ATLANTIC CITY, N.J. -- New Jersey is charging ahead in its effort to offer legalized sports betting despite the presence of some hefty opposition standing between the state and the goal line.
The state said Monday that it could begin issuing licenses for sports betting on Jan. 9, assuming a federal lawsuit filed by the major professional sports leagues and the NCAA can be overcome.
The NCAA announced Monday that it would find new hosts for five championships scheduled to be held in New Jersey next year.
"Maintaining the integrity of sports and protecting student-athlete well-being are at the bedrock of the NCAA's mission, and are reflected in our policies prohibiting the hosting of our championships in states that provide for single game sports wagering," Mark Lewis, NCAA executive vice president of championships and alliances, said in a news release. "Consistent with our policies and beliefs, the law in New Jersey requires that we no longer host championships in the state."
The state Division of Gaming Enforcement published regulations for sports betting on Monday in the New Jersey Register. That clears the way for casinos, horse-racing tracks or joint ventures involving both to apply for $50,000 sports pool licenses.
"With the publication of these regulations, New Jersey ensures effective regulation and oversight of sports wagering, consistent with its longstanding nationwide reputation for maintaining integrity and instilling public confidence in gaming operations," said David Rebuck, the division's director.
But state officials made no mention of the biggest obstacles to their plans to offer legalized sports betting: a federal law banning it in all but four states and a lawsuit in the federal courts between the state and the major professional sports leagues.

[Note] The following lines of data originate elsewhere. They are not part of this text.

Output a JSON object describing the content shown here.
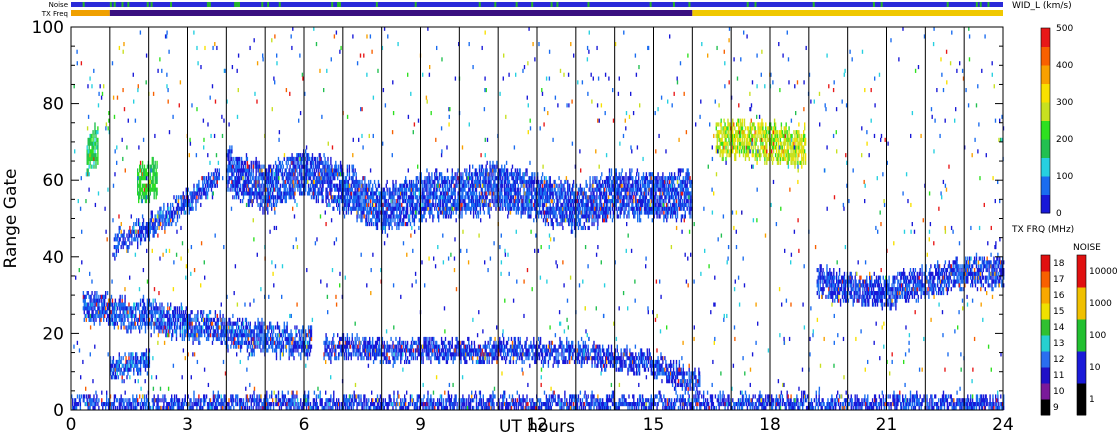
{
  "chart_data": {
    "type": "heatmap",
    "xlabel": "UT hours",
    "ylabel": "Range Gate",
    "xlim": [
      0,
      24
    ],
    "ylim": [
      0,
      100
    ],
    "x_ticks": [
      0,
      3,
      6,
      9,
      12,
      15,
      18,
      21,
      24
    ],
    "y_ticks": [
      0,
      20,
      40,
      60,
      80,
      100
    ],
    "hour_lines": [
      1,
      2,
      3,
      4,
      5,
      6,
      7,
      8,
      9,
      10,
      11,
      12,
      13,
      14,
      15,
      16,
      17,
      18,
      19,
      20,
      21,
      22,
      23
    ],
    "top_bars": [
      {
        "label": "Noise",
        "base_color": "#2a2ad8",
        "accent_color": "#28b428",
        "accent_fraction": 0.08
      },
      {
        "label": "TX Freq",
        "segments": [
          {
            "from": 0,
            "to": 1,
            "color": "#f0a000"
          },
          {
            "from": 1,
            "to": 16,
            "color": "#3a1080"
          },
          {
            "from": 16,
            "to": 24,
            "color": "#f0c800"
          }
        ]
      }
    ],
    "width_scale": {
      "label": "WID_L (km/s)",
      "range": [
        0,
        500
      ],
      "ticks": [
        0,
        100,
        200,
        300,
        400,
        500
      ],
      "colors": [
        "#1818d8",
        "#1a6cf0",
        "#26d0e0",
        "#22c050",
        "#2ee020",
        "#c8e020",
        "#f8e000",
        "#f8a000",
        "#f86000",
        "#e81818"
      ]
    },
    "tx_freq_scale": {
      "label": "TX FRQ (MHz)",
      "ticks": [
        "9",
        "10",
        "11",
        "12",
        "13",
        "14",
        "15",
        "16",
        "17",
        "18"
      ],
      "colors": [
        "#000000",
        "#7a1a9a",
        "#2010c8",
        "#2a6ef0",
        "#26d0d0",
        "#30c030",
        "#f0e000",
        "#f8a800",
        "#f86000",
        "#e01010"
      ]
    },
    "noise_scale": {
      "label": "NOISE",
      "ticks": [
        "1",
        "10",
        "100",
        "1000",
        "10000"
      ],
      "colors": [
        "#000000",
        "#1a1ad8",
        "#22c030",
        "#f0c000",
        "#e01010"
      ]
    },
    "echo_bands": [
      {
        "t0": 4.0,
        "t1": 16.0,
        "center": [
          [
            4,
            62
          ],
          [
            5,
            57
          ],
          [
            6,
            62
          ],
          [
            7,
            57
          ],
          [
            8,
            52
          ],
          [
            9,
            55
          ],
          [
            10,
            56
          ],
          [
            11,
            58
          ],
          [
            12,
            55
          ],
          [
            13,
            52
          ],
          [
            14,
            56
          ],
          [
            15,
            55
          ],
          [
            16,
            56
          ]
        ],
        "thickness": 9,
        "value": 40
      },
      {
        "t0": 0.3,
        "t1": 6.2,
        "center": [
          [
            0.3,
            27
          ],
          [
            1,
            25
          ],
          [
            2,
            24
          ],
          [
            3,
            22
          ],
          [
            4,
            20
          ],
          [
            5,
            18
          ],
          [
            6,
            17
          ]
        ],
        "thickness": 5,
        "value": 45
      },
      {
        "t0": 6.5,
        "t1": 16.2,
        "center": [
          [
            6.5,
            16
          ],
          [
            8,
            15
          ],
          [
            10,
            15
          ],
          [
            12,
            15
          ],
          [
            13,
            14
          ],
          [
            14,
            13
          ],
          [
            15,
            11
          ],
          [
            16,
            7
          ]
        ],
        "thickness": 3,
        "value": 30
      },
      {
        "t0": 1.0,
        "t1": 2.0,
        "center": [
          [
            1.0,
            10
          ],
          [
            1.5,
            11
          ],
          [
            2.0,
            12
          ]
        ],
        "thickness": 3,
        "value": 55
      },
      {
        "t0": 0.0,
        "t1": 24.0,
        "center": [
          [
            0,
            1
          ],
          [
            24,
            1
          ]
        ],
        "thickness": 1.5,
        "value": 30
      },
      {
        "t0": 19.2,
        "t1": 24.0,
        "center": [
          [
            19.2,
            33
          ],
          [
            20,
            31
          ],
          [
            21,
            30
          ],
          [
            22,
            33
          ],
          [
            23,
            35
          ],
          [
            24,
            36
          ]
        ],
        "thickness": 5,
        "value": 35
      },
      {
        "t0": 16.6,
        "t1": 18.9,
        "center": [
          [
            16.6,
            70
          ],
          [
            17.5,
            70
          ],
          [
            18.9,
            68
          ]
        ],
        "thickness": 7,
        "value": 260
      },
      {
        "t0": 1.7,
        "t1": 2.2,
        "center": [
          [
            1.7,
            58
          ],
          [
            2.2,
            60
          ]
        ],
        "thickness": 7,
        "value": 190
      },
      {
        "t0": 0.4,
        "t1": 0.7,
        "center": [
          [
            0.4,
            65
          ],
          [
            0.7,
            70
          ]
        ],
        "thickness": 8,
        "value": 170
      },
      {
        "t0": 1.1,
        "t1": 3.8,
        "center": [
          [
            1.1,
            43
          ],
          [
            2,
            47
          ],
          [
            3,
            54
          ],
          [
            3.8,
            60
          ]
        ],
        "thickness": 3,
        "value": 45
      }
    ],
    "grid": false,
    "legend": "right"
  }
}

The NCAA, Major League Baseball, the National Football League, National Basketball Association and National Hockey League have collectively sued to block New Jersey's sports betting law from taking effect.
In response to a question from The Associated Press, Rebuck said the state is proceeding with its plans.
"The Division of Gaming Enforcement will begin processing applications submitted by any interested party seeking licensure," he said. "We are confident that there will be no legal impediments; if the court finds differently, we will consider all of the options before us."
Likewise, state Sen. Raymond Lesniak, one of the leading advocates of sports betting in New Jersey, voiced little concern over the lawsuit, which he said "is not going to deter New Jersey residents from being able to place a bet on their favorite sporting events and enjoy the action at one of Atlantic City's casinos" and the horse tracks.
New Jersey enacted a sports betting law in January 2012, limiting bets to the Atlantic City casinos and the state's four horse-racing tracks. It is seen by supporters as a way to bring new revenue to the struggling casino and racing industries and to reclaim a portion of the billions of untaxed dollars flowing to organized crime or offshore gambling operations.
In May, Gov. Chris Christie said New Jersey would forge ahead with its sports betting law despite the federal ban on it here. The governor said he expected to be sued over the plan, and proponents of the state's plan to offer sports betting say a court battle could offer a shortcut to legalizing such bets in New Jersey rather than relying on a polarized Congress to repeal the federal ban.
New Jersey says about $380 billion a year is wagered illegally on sporting events and argues in its court filings that such gambling has not and will not damage the integrity of the major sports leagues, as the leagues have claimed.
The leagues also note that although New Jersey claims there would be no harm from allowing gambling on college games, New Jersey's plan would prohibit betting on games involving New Jersey college teams or teams from other states that are played in New Jersey.
The federal law at the heart of the dispute, the Professional and Amateur Sports Protection Act, carved out special exemptions for Nevada and three other states that had legalized sports betting before a 1991 deadline _ Delaware, Oregon and Montana.
Sports betting is just one of several new gambling options New Jersey is seeking to offer as the 12 Atlantic City casinos continue to struggle with fierce and ever-growing competition from casinos in neighboring states. New Jersey also is moving toward allowing in-state Internet gambling, though Christie has expressed reservations about its legality and has already vetoed one such bill.
The state is allowing the use of hand-held mobile gambling devices at the casinos and is moving quickly toward granting the same permission at horse tracks.